Mechanisms involved in diversity of membrane excitability in smooth muscle cells.

Abstract

Membrane ionic currents were recorded using whole cell and patch clamp techniques in smooth muscle cells isolated from various organs to clarify the mechanisms underlying the diversity of membrane excitability. Components of inward and outward currents upon depolarization were resolved from one another kinetically or pharmacologically and were analyzed and compared in these cells under the same conditions. Cells were isolated from the ureter (UT), urinary bladder (UB), vas deferens (VD), aorta (AT), pulmonary artery (PA), taenia caeci (TC) and ileum (IL) of the guinea pig; the femoral artery (FA), portal vein (PV) and iris sphincter (IS) of the rabbit; the stomach fundus (SF) of the rat; the trachea (TR) of the dog and the coronary artery (CA) of the pig.

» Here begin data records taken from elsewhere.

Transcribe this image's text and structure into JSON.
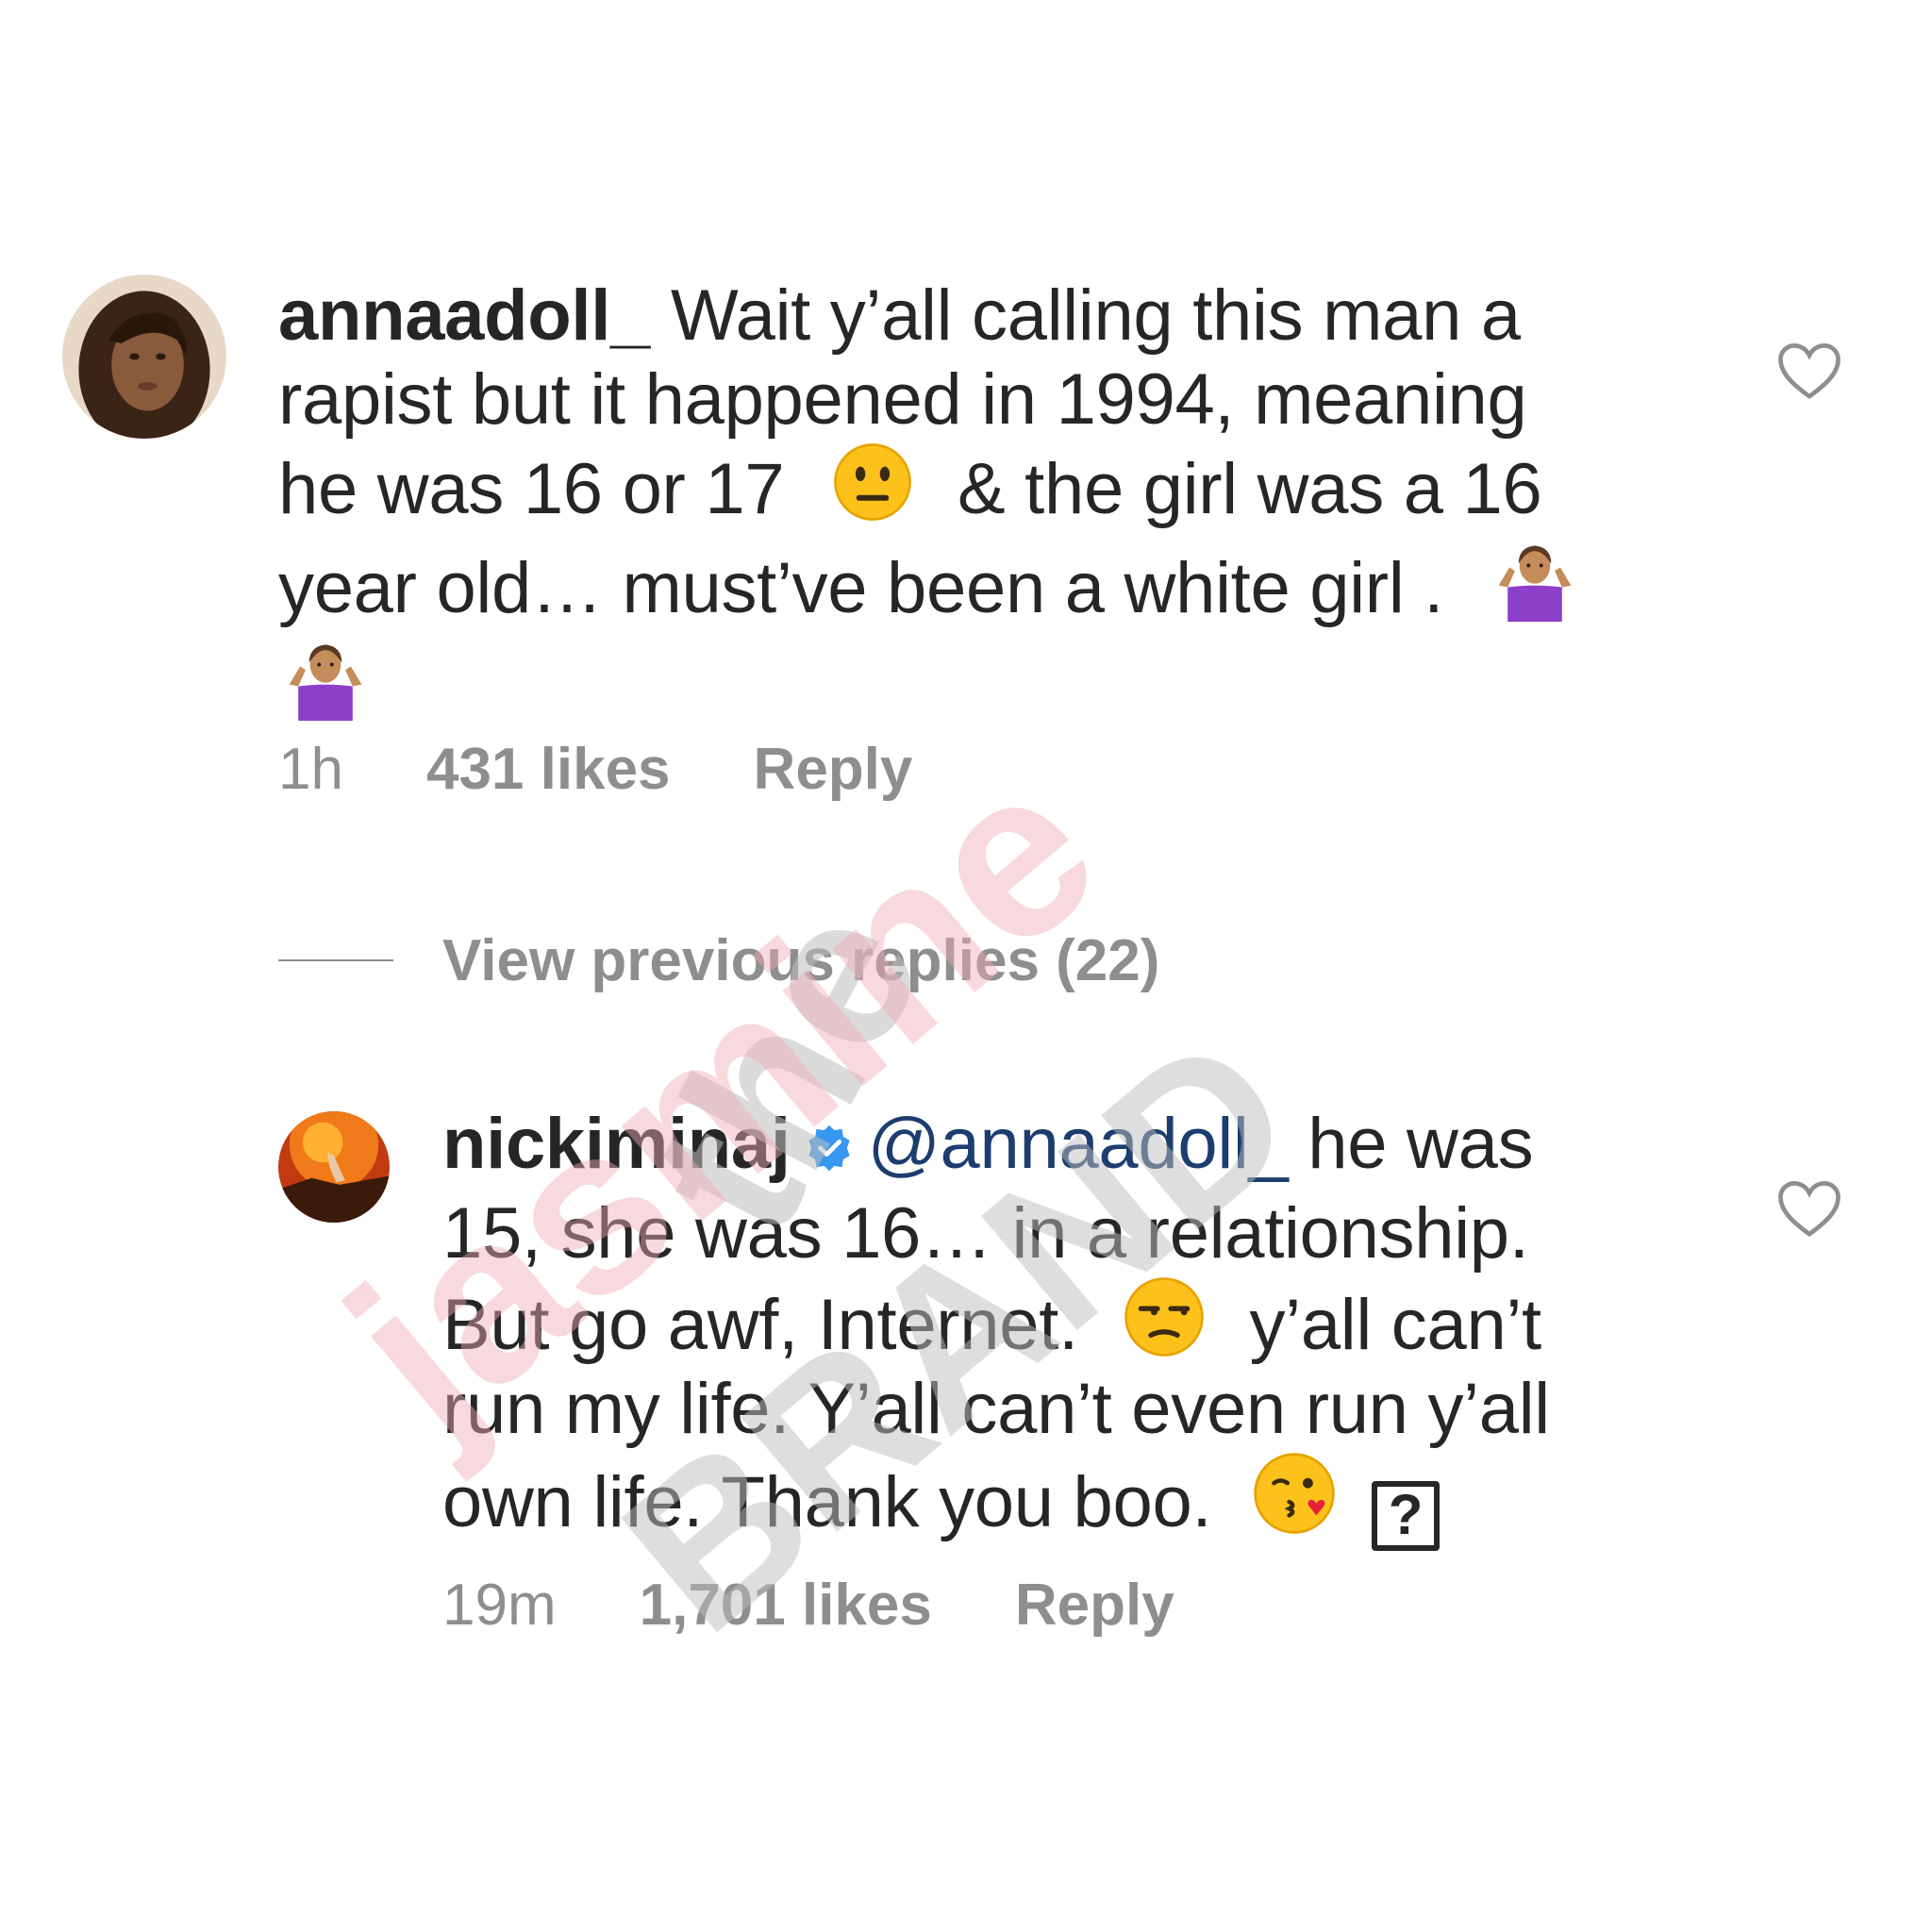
{
  "comments": [
    {
      "username": "annaadoll_",
      "text_line1": "Wait y’all calling this man a",
      "text_line2": "rapist but it happened in 1994, meaning",
      "text_line3a": "he was 16 or 17",
      "text_line3b": "& the girl was a 16",
      "text_line4": "year old… must’ve been a white girl .",
      "time": "1h",
      "likes": "431 likes",
      "reply": "Reply",
      "avatar_icon": "profile-photo"
    },
    {
      "username": "nickiminaj",
      "mention": "@annaadoll_",
      "text_line1_rest": "he was",
      "text_line2": "15, she was 16… in a relationship.",
      "text_line3a": "But go awf, Internet.",
      "text_line3b": "y’all can’t",
      "text_line4": "run my life. Y’all can’t even run y’all",
      "text_line5": "own life. Thank you boo.",
      "unknown_glyph": "?",
      "time": "19m",
      "likes": "1,701 likes",
      "reply": "Reply",
      "avatar_icon": "profile-photo"
    }
  ],
  "view_previous_replies": "View previous replies (22)",
  "watermark": {
    "line1": "the",
    "line2": "jasmine",
    "line3": "BRAND"
  },
  "colors": {
    "text": "#262626",
    "muted": "#8e8e8e",
    "mention": "#1c3d6e",
    "verified": "#3897f0",
    "watermark_pink": "#f4c6cc",
    "watermark_gray": "#d6d6d6"
  }
}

Action potentials were elicited by depolarization in cells from UT, UB, VD, TC, IL, SF and PV, but not in those from AT, PA, FA, IS, TR and CA. Currents identified included Ca2+ currents, Na+ current, Ca(2+)-dependent K+ current, two kinds of delayed rectifier K+ currents which were pharmacologically distinguished by sensitivity to 4-aminopyridine, and Ca(2+)-independent A-type transient K+ current. The membrane excitability including the action potential configuration in each cell type can be roughly explained by a combination of these currents, taking their amplitude and features into consideration.